Tras la tormenta veraniega de la noche anterior, había quedado una mañana preciosa para salir a la calle. El sol reinaba en un cielo totalmente despejado, pero la temperatura no subía de los veinte grados. Audrey acostumbraba a levantarse temprano y trasnochar exageradamente. No dormía demasiado, como mucho cinco horas. No le gustaba perder el tiempo matinal.

Saltó de la cama a las ocho en punto y directamente entró en la ducha, el lugar dónde seguramente gastaba más tiempo que en ningún otro, exceptuando el parque. A las nueve menos cuarto ya había desayunado, un café frío y galletas. Cogió el teléfono y marcó el número que se sabía de memoria de tantas veces que lo había hecho ya. Esperó pacientemente a la respuesta. Nadie contestó. Soltó un bufido y lo volvió a intentar. Tras comunicar cinco veces, Jamie contestó.

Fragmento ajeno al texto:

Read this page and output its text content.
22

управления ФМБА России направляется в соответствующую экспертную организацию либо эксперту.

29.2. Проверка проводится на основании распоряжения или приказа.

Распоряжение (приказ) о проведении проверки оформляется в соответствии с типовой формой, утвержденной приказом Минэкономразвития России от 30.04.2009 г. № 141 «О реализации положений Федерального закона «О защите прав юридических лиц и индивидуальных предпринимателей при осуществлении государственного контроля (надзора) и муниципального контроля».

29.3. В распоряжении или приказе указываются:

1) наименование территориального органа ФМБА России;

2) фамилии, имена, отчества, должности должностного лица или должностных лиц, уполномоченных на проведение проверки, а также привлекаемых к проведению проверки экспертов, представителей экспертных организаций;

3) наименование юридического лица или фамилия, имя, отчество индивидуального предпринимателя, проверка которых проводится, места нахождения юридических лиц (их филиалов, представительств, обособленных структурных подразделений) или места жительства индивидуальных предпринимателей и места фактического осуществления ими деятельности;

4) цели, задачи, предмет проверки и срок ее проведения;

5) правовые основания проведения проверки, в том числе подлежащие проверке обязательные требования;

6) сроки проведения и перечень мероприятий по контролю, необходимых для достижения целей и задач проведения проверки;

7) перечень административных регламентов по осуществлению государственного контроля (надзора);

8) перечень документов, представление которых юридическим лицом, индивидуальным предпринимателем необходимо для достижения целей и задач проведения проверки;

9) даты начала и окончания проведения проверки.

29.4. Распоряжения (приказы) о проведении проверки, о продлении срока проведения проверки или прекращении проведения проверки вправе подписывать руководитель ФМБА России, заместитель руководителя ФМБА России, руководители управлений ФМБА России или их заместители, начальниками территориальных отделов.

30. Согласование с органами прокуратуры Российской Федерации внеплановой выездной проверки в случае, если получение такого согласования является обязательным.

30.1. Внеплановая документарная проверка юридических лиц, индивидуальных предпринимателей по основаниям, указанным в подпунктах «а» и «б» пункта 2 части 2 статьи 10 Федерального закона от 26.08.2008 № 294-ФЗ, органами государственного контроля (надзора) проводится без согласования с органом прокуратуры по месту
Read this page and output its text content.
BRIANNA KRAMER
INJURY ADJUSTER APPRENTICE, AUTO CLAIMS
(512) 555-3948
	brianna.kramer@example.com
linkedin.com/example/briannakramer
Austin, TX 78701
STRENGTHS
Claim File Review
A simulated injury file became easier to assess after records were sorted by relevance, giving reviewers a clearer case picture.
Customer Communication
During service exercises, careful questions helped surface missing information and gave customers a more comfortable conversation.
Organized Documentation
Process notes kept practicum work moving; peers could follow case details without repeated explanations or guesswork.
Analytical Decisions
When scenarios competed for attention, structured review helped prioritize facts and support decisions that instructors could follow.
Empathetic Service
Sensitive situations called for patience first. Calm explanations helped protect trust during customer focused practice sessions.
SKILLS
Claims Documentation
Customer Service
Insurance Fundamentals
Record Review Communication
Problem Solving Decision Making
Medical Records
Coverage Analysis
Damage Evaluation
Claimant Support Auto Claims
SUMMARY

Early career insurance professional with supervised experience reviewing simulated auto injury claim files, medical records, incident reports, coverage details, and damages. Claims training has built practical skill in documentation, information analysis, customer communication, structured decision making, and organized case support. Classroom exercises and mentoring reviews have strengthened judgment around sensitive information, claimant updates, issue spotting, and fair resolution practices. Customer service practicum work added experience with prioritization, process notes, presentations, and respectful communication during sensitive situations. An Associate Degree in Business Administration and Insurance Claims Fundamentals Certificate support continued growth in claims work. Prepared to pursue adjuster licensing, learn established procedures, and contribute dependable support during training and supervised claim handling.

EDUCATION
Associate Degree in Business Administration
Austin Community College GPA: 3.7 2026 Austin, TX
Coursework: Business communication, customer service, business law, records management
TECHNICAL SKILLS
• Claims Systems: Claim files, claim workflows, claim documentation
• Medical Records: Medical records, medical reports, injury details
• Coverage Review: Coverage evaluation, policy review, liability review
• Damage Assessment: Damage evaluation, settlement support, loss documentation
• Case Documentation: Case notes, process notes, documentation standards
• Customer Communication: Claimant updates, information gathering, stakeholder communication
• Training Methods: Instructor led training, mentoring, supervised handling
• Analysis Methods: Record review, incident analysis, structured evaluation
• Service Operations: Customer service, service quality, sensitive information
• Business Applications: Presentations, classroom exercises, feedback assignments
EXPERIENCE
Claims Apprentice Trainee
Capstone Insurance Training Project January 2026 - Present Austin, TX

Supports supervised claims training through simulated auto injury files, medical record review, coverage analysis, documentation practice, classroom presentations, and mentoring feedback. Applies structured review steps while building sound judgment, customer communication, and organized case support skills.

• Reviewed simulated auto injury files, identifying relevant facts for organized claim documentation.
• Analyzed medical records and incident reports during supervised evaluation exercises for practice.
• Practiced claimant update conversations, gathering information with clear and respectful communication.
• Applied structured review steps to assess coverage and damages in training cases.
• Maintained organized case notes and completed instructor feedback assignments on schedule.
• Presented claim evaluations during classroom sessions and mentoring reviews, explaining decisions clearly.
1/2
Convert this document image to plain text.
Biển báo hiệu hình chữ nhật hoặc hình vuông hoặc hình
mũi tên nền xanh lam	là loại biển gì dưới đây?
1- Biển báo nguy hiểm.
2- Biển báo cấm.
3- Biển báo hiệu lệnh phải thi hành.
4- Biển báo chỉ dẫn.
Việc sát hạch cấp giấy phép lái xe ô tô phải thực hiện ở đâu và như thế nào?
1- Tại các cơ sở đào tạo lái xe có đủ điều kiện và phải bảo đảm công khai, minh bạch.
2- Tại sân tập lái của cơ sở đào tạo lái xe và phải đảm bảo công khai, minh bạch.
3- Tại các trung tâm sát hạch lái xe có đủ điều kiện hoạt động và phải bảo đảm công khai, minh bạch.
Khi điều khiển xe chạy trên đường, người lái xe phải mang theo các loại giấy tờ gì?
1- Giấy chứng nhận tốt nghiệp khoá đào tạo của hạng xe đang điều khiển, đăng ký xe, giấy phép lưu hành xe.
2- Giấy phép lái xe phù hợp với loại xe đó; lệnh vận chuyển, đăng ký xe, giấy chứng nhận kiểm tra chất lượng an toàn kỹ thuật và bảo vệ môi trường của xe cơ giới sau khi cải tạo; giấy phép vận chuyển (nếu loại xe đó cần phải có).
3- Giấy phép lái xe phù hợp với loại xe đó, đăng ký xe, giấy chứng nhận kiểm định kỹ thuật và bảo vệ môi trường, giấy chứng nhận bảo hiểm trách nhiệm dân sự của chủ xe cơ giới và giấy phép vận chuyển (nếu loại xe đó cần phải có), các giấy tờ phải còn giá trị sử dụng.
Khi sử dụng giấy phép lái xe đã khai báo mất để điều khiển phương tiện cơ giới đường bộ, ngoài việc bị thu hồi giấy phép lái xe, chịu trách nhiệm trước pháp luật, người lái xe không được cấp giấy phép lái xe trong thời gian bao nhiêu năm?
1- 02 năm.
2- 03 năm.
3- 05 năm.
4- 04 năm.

-¿Sí? –dijo vaga y roncamente.
-Venga, despierta, hemos quedado.
-¿Qué dices? –Hizo una pausa entre tosidos para mirar la hora- ¿Pero qué mierda de hora es esta?
-Anda, venga, levanta, que quiero ir a dar un paseo por Orcher.
-Joder… me cago en… ¿Tienes idea de la hora a la que me acosté ayer, bueno, hoy?
-No seas vago Jamie, hay que aprovechar las mañanas, hace un día genial.
-Yo soy un animal nocturno –contestó en ademán de colgar.
-Si vienes te invito a hierba –rió ella.
-¿Qué dices? Ahora no me apetece fumar, llevo toda la noche haciéndolo, joder, he dormido dos horas y…
-A las diez en punto en Meadow Street –le interrumpió.
-Eh, que no te he dicho que sí…
-Sí que lo has dicho, hasta luego –concluyó la conversación, alargando las últimas palabras.

Cuando Jamie quiso contestar ella ya había colgado. Gruñó, farfullando algunas palabras para sí mismo, antes de girarse en la cama y taparse entero con la sábana.